Il y a aussi Le parano du monde occidental (insupportable numéro 19) qui croit que l'État et les politiciens ne sont que des marionnettes contrôlées par les gros bonnets du groupe Bilderberg. Et le 11 septembre 2001? Ne le lancez surtout pas là-dessus, car il a TOUS les faits pour prouver que le vol 77 d'American Airlines N'A PAS percuté le Pentagone ce matin-là.

In-sup-por-table.

Le weople (numéro 37) est un "drogué de la notoriété électronique" qui twitte ses états d'âme pseudo-songées 32 fois par jour à ses 816 amis. Matin et soir, cet obsédé google son propre nom pour savoir ce que la blogosphère dit à son sujet. Personne ne peut le sentir dans la vraie vie, mais sur la toile, c'est une star.

En découvrant cette joyeuse brochette de personnages conçus pour tomber sur les rognons, je me suis demandé ce que les insupportables d'aujourd'hui racontaient à propos de notre société.
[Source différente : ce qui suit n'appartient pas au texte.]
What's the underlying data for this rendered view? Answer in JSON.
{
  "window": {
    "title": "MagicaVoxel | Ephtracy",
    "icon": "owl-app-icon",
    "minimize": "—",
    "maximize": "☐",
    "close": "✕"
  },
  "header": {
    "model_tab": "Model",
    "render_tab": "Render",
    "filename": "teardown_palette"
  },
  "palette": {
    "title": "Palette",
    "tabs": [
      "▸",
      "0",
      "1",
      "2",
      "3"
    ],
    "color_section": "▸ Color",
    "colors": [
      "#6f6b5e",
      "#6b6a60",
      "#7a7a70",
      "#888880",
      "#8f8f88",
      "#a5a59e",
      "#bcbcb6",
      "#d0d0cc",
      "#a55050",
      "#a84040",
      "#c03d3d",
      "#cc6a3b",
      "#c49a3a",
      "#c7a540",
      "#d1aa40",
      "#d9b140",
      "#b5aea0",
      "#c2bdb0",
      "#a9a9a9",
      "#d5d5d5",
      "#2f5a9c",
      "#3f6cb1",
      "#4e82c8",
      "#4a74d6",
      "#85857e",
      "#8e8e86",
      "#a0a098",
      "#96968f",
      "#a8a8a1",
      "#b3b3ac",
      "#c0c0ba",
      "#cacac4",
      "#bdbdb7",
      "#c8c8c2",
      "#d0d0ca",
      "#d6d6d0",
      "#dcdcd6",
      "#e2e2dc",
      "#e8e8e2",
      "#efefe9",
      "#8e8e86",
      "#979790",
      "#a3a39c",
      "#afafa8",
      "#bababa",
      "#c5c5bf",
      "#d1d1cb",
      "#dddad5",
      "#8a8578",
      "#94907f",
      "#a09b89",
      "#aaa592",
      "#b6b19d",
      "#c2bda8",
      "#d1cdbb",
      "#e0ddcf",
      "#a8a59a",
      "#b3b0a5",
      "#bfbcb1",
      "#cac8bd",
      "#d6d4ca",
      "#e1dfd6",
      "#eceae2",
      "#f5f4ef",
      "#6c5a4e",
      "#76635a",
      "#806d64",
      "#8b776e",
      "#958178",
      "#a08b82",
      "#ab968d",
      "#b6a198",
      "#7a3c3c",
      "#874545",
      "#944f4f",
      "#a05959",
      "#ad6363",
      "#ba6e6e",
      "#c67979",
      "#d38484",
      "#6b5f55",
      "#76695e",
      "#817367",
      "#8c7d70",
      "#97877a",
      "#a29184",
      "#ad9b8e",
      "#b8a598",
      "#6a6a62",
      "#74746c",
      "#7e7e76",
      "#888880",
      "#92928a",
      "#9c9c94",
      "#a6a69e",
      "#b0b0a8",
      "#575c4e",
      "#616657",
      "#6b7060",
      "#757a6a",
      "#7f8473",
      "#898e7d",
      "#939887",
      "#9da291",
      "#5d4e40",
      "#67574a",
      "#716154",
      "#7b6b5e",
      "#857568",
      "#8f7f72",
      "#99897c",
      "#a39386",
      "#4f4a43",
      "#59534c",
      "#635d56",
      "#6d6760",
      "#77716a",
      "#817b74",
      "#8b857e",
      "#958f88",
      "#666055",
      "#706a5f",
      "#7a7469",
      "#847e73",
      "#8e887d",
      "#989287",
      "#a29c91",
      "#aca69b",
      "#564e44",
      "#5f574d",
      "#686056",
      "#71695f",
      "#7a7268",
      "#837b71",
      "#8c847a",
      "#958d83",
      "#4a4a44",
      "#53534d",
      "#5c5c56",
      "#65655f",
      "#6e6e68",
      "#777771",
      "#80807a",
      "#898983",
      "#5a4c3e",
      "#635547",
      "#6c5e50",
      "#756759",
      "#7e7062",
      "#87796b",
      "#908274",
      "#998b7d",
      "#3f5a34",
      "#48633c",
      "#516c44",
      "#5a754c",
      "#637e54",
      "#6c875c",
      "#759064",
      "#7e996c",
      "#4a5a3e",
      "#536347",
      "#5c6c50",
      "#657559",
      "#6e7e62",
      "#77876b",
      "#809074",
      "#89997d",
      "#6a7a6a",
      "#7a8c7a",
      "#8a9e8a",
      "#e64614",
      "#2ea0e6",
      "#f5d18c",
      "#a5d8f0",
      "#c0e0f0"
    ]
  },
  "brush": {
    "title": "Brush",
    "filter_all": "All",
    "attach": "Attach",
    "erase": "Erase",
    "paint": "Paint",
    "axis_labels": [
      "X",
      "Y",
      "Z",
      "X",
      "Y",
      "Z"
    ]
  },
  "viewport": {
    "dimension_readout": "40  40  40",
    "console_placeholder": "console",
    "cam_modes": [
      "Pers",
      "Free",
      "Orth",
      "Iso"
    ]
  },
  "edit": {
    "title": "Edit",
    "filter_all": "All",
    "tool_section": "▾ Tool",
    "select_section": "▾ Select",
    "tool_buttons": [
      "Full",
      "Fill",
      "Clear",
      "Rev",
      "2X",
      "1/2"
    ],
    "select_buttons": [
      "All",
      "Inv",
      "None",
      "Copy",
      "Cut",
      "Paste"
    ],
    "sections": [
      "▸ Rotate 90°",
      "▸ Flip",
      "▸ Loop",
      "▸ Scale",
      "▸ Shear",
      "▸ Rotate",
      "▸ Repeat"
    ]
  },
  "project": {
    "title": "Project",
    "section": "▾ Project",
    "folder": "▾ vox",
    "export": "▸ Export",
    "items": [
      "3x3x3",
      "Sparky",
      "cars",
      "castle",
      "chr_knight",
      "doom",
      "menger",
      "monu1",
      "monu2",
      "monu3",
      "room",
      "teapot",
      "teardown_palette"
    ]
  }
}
Au temps de Séraphin, il y avait les commères qui répandaient les secrets du village du perron de l'église jusqu'au bureau de poste. Elles étaient les désagréments d'une société tricotée serrée. De nos jours, alors qu'on ne connaît plus le nom de ses voisins et que les perrons des églises sont désertés, il me semble que les commères sont un peu moins bruyantes.

À chaque époque ses insupportables.

Il faut maintenant se préoccuper de l'environnement? Il y a ces fanatiques écolos qui nous les cassent avec leur credo de Greenpeace appris par cour.

La confiance de la population envers le gouvernement est au plus bas? On trouvera sur Internet des weirdos convaincus que le Grand Capital contrôle nos élus (et que les extraterrestres contrôlent le Grand Capital).

Et si ô malheur on oubliait les terribles inégalités qui règnent entre les peuples, il y aura toujours un jeune coopérant au chandail tricoté par des mères monoparentales et équitables du Guatemala pour nous "sensibiliser" à ces injustices.

Les caricaturistes sont passés maîtres dans l'art d'exagérer pour mieux illustrer. C'est aussi ce que font les insupportables (sauf que, dans leur cas, ce n'est pas intentionnel). Ainsi, pour lire son monde, rien de tel que d'étudier ses éléments les plus hérissants.

La société de consommation nous éloigne des vraies valeurs? Une chance que j'ai un vague copain qui me le rappelle chaque fois qu'il me saoule avec son veston Hugo Boss.